This scorecard shows which tech companies protect user data from the government (and which don’t)

The Electronic Frontier Foundation’s newest “Who Has Your Back?” report details what exactly tech giants are doing — or failing to do — to protect their users from potentially invasive government data requests.

This time around, the annual report includes all four big U.S. wireless carriers and a solid who’s who of tech’s most established players. Some of the winners and losers are who you’d expect, though others came as a bit of a surprise.

The EFF rates all of them on a five-star scale, with five different measures: following industry-wide best privacy practices, informing users about requests for your data, selling users out to third parties, standing up to gag orders and supporting the abolishment or reform for Section 702 surveillance. Within their rating system, five stars means that a company is the least likely to sell you out and zero stars means they make few to no efforts to protect user data from government requests.

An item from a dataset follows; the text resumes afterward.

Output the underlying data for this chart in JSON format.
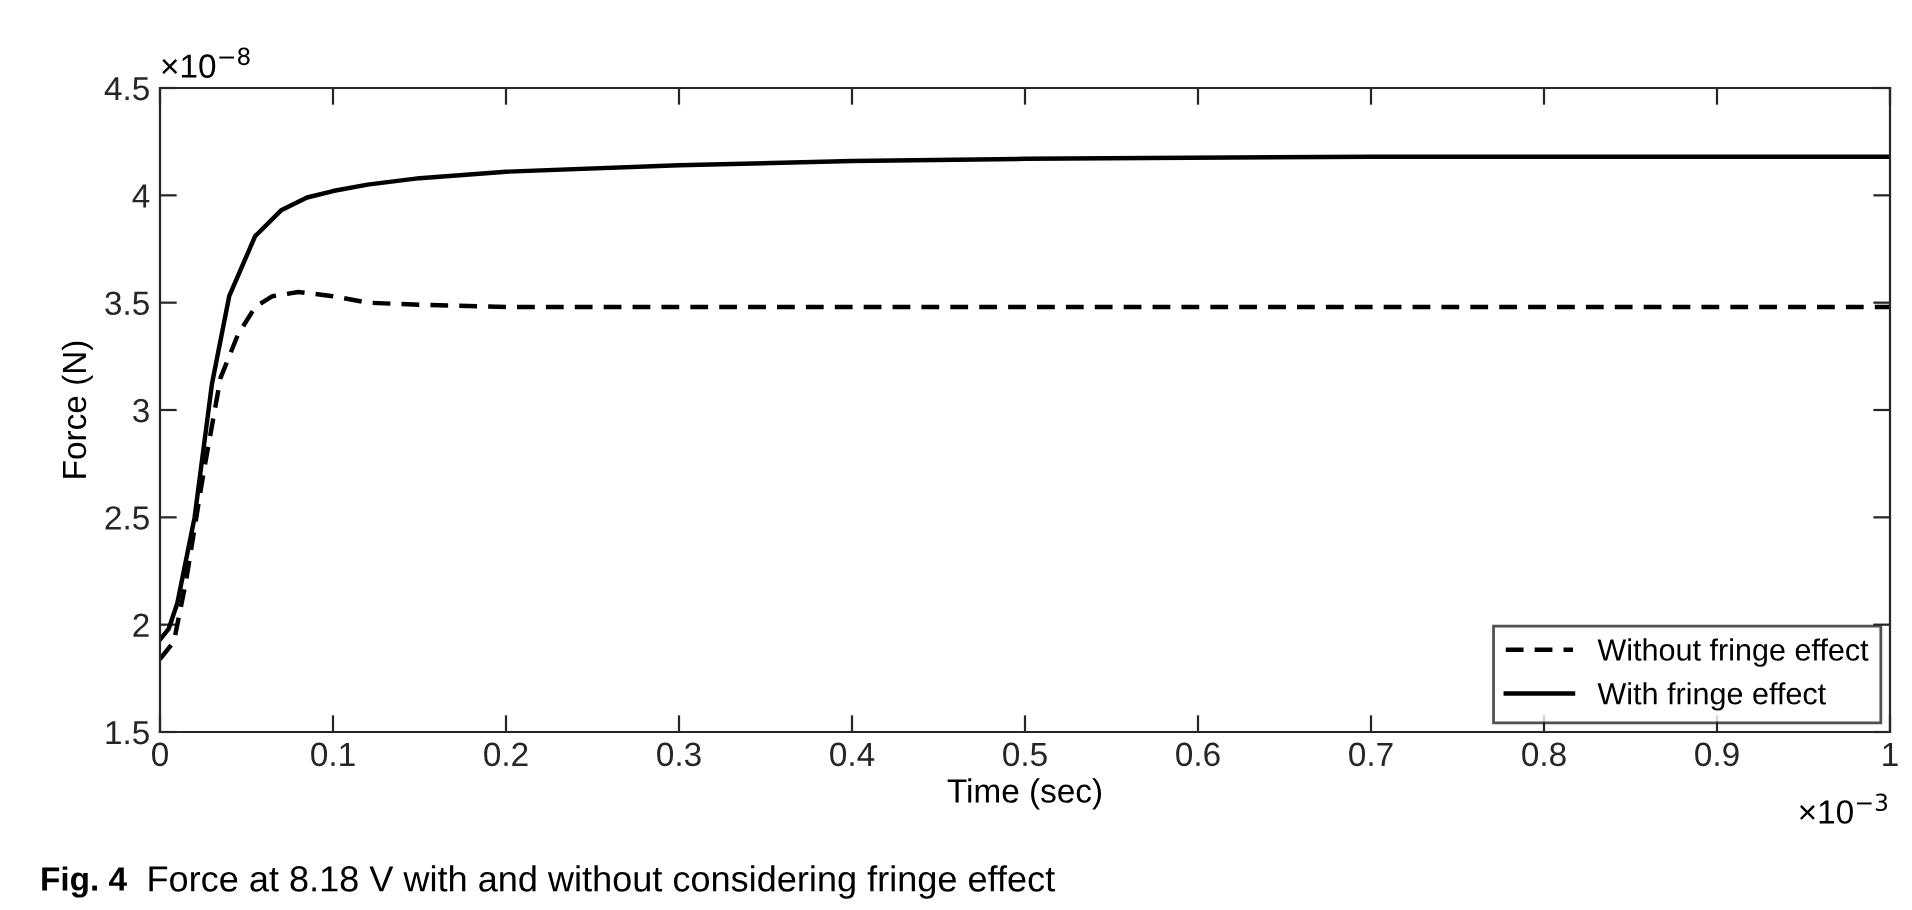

“We focus on a handful of specific, measurable criteria that can act as a vital stopgap against unfettered government access to user data,” the EFF writes. “Through this report, we hope to galvanize widespread changes in the policies of technology companies to ensure our digital lives are not subject to invasive and undemocratic government searches.”

Five stars:

  • Adobe
  • Credo Mobile
  • Dropbox
  • Lyft
  • Pinterest
  • Sonic
  • Uber (bet you didn’t guess this one)
  • Wickr
  • WordPress

Four stars (honorable mention):

  • Apple
  • Facebook
  • Google
  • LinkedIn
  • Microsoft
  • Slack
  • Yahoo

You might notice a theme with the one-star losers:

  • AT&T
  • Comcast
  • T-Mobile
  • Verizon

Dishonorable mentions (two stars):

  • Amazon
  • WhatsApp

A handful of companies fell in the three-star range, including Airbnb, Snap and Twitter. Bear in mind that this rating system is about user privacy in terms of government requests, not user privacy with general regard to advertisers or anything else (we’re looking at you, Facebook and Google). For thorough detail on each company’s strengths and shortcomings, read the full report’s breakdown of each company it evaluated.

If you’re not very familiar with the EFF, the organization provides some very useful shorthand for privacy concerns, synthesizing a lot of policy down into scorecards like this one and publishing them annually. Keep your eyes peeled for the upcoming 2017 Secure Messaging Scorecard, which evaluates the security of the most popular messaging apps.